Player to lead revolt: Daniel Alfredsson: “Guys, I don’t think a ‘Sen’ is a thing.”
NO. 4 — 2003-2006 DALLAS STARS ‘MOOTERUS’ JERSEY
When the Stars introduced these jerseys in 2003, everyone except the team thought the logo looked like a diagram of the female reproductive system. That led to the nickname ‘Mooterus’ but the Stars still didn’t get it and wore the jerseys for three seasons.
Player to lead revolt: Mike Modano: “I’d rather not be the first Hall of Famer to wear a uterus on my jersey.”
NO. 3 — 1995-1997 NEW YORK ISLANDERS ‘FISH STICKS’ JERSEY
The gag that the Islanders didn’t seem to get was that the logo on this jersey, the grimacing fisherman, very closely resembled the man on the
Gorton’s fish sticks box. Fans even began chanting “No more fish sticks” before the jersey was retired.
Player to lead revolt: Todd Bertuzzi. “These terrible jerseys are making me angry. You wouldn’t like me when I’m angry.”
NO. 2 — 1995-1996 MIGHTY DUCKS OF ANAHEIM ‘WILD WING’ JERSEY
The Disney-owned Mighty Ducks were as much a commercial and branding endeavor as hockey team. So when the NHL and Disney suits suggested they wear a jersey featuring a cartoon duck breaking through the ice, nobody thought twice about it.

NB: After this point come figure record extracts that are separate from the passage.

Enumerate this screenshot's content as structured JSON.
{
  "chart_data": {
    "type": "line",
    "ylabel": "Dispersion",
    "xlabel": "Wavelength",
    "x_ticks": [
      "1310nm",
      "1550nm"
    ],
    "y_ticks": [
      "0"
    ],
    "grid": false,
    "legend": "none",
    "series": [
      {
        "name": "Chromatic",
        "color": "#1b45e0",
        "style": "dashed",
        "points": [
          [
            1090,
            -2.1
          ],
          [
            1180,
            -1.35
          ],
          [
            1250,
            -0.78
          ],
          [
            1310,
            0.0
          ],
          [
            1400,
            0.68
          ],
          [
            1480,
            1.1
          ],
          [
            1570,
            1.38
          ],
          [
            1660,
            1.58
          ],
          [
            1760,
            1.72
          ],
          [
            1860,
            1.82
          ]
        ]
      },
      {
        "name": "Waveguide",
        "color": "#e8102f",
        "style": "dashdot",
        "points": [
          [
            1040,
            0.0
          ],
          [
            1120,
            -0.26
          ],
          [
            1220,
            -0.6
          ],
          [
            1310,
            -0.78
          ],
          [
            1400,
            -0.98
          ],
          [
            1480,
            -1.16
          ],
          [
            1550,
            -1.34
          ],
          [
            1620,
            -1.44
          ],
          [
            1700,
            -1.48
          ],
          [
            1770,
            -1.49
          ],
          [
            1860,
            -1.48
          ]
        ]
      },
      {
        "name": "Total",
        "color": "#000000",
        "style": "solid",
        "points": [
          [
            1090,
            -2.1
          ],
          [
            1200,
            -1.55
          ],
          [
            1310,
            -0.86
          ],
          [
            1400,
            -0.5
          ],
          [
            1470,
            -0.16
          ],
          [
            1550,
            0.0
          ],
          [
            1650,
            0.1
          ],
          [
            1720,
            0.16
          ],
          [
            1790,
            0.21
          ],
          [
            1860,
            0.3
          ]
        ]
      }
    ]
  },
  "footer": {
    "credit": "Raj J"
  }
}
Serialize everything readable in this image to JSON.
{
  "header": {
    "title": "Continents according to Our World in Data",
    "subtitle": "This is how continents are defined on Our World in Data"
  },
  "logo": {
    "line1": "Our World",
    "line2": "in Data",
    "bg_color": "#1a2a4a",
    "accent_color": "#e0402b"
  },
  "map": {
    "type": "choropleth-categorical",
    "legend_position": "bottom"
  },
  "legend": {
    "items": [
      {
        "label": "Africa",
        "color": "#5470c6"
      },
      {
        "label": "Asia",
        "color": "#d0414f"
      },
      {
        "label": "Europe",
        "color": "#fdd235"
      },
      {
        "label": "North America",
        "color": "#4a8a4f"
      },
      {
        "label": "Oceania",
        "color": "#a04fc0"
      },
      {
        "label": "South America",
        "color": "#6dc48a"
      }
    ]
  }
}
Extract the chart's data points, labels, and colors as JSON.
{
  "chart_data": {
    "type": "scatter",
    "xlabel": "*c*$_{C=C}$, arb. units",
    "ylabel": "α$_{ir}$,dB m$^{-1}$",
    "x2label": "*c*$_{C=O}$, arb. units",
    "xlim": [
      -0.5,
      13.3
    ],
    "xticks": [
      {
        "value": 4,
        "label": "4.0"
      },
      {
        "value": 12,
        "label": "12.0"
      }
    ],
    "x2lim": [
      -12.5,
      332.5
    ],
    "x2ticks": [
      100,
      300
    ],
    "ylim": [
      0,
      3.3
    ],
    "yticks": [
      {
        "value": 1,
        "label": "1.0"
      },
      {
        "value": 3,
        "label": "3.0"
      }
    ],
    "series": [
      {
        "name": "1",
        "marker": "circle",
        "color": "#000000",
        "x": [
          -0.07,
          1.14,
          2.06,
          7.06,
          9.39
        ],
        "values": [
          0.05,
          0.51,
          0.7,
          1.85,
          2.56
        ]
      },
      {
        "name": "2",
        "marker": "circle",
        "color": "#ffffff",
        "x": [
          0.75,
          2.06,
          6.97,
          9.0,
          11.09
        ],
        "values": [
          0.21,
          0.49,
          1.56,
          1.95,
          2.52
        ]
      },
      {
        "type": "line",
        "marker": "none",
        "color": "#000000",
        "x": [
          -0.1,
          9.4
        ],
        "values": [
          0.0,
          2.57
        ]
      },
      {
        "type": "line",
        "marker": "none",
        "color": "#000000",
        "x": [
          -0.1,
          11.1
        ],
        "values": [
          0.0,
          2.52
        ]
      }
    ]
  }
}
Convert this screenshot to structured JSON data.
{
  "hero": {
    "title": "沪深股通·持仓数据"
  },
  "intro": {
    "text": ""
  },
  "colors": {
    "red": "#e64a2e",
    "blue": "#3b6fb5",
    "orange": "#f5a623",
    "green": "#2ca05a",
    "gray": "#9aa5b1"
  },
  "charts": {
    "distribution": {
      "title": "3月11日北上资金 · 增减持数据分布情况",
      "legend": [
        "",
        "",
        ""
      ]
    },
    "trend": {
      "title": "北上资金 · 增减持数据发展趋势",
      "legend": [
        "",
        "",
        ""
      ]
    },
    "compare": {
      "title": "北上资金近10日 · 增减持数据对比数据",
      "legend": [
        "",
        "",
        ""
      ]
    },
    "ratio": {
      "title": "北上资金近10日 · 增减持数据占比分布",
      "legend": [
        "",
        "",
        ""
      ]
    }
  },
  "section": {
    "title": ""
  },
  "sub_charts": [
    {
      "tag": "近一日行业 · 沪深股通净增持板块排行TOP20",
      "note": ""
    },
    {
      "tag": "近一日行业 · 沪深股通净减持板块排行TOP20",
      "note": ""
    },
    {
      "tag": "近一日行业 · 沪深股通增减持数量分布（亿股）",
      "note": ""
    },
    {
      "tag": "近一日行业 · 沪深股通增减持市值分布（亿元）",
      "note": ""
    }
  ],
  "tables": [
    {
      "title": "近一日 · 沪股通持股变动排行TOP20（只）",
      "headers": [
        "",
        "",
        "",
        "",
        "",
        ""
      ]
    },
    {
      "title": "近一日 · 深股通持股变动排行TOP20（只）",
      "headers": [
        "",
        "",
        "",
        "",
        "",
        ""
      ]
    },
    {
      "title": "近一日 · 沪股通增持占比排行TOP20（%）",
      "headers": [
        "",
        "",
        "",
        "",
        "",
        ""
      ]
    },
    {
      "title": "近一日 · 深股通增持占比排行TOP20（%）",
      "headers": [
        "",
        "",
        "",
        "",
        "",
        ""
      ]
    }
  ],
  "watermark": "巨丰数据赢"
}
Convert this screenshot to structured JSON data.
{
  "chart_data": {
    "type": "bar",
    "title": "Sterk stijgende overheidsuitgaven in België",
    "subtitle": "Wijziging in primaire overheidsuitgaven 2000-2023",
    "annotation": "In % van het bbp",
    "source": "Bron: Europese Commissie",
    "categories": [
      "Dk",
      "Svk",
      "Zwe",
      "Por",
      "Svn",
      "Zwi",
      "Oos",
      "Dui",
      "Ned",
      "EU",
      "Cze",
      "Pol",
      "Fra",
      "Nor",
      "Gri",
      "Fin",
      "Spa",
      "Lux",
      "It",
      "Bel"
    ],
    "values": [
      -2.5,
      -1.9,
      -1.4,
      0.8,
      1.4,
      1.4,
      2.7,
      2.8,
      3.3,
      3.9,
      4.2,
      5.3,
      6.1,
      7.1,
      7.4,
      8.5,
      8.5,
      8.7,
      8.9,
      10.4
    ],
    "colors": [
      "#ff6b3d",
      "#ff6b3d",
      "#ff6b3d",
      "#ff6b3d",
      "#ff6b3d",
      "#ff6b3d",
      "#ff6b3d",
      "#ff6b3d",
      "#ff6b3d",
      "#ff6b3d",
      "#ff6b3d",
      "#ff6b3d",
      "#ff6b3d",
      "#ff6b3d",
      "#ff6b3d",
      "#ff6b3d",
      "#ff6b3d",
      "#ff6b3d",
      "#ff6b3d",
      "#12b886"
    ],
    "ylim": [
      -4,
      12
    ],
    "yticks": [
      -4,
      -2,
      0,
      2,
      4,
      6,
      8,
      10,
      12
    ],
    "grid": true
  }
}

Player to lead revolt: Teemu Selanne: “I like fun and whimsy as much as anyone to ever play in the NHL, but these are just awful.”
NO. 1 — 1995-1996 LOS ANGELES KINGS ‘BURGER KING’ JERSEY
The Kings, along with the Ducks, were among the first five teams to get third jerseys in the 1995-96 season. The design was left up to the league — and this is what it came up with. On January 27th, 1996 the Kings wore this jersey against the Ducks, wearing the above third jersey, in the first ever game featuring third jerseys. Not a good day for the NHL.
Player to lead revolt: Wayne Gretzky. “I’m the greatest hockey player to ever live — I will not wear the worst jersey in hockey history.”
BONUS: 1996 ST. LOUIS BLUES ‘TRUMPET’ JERSEY
This is the worst NHL jersey to never actually see the light of day. Legend has it, Blues coach Mike Keenan took one look at these and pulled a Chris Sale and didn’t allow his team to take the ice wearing them.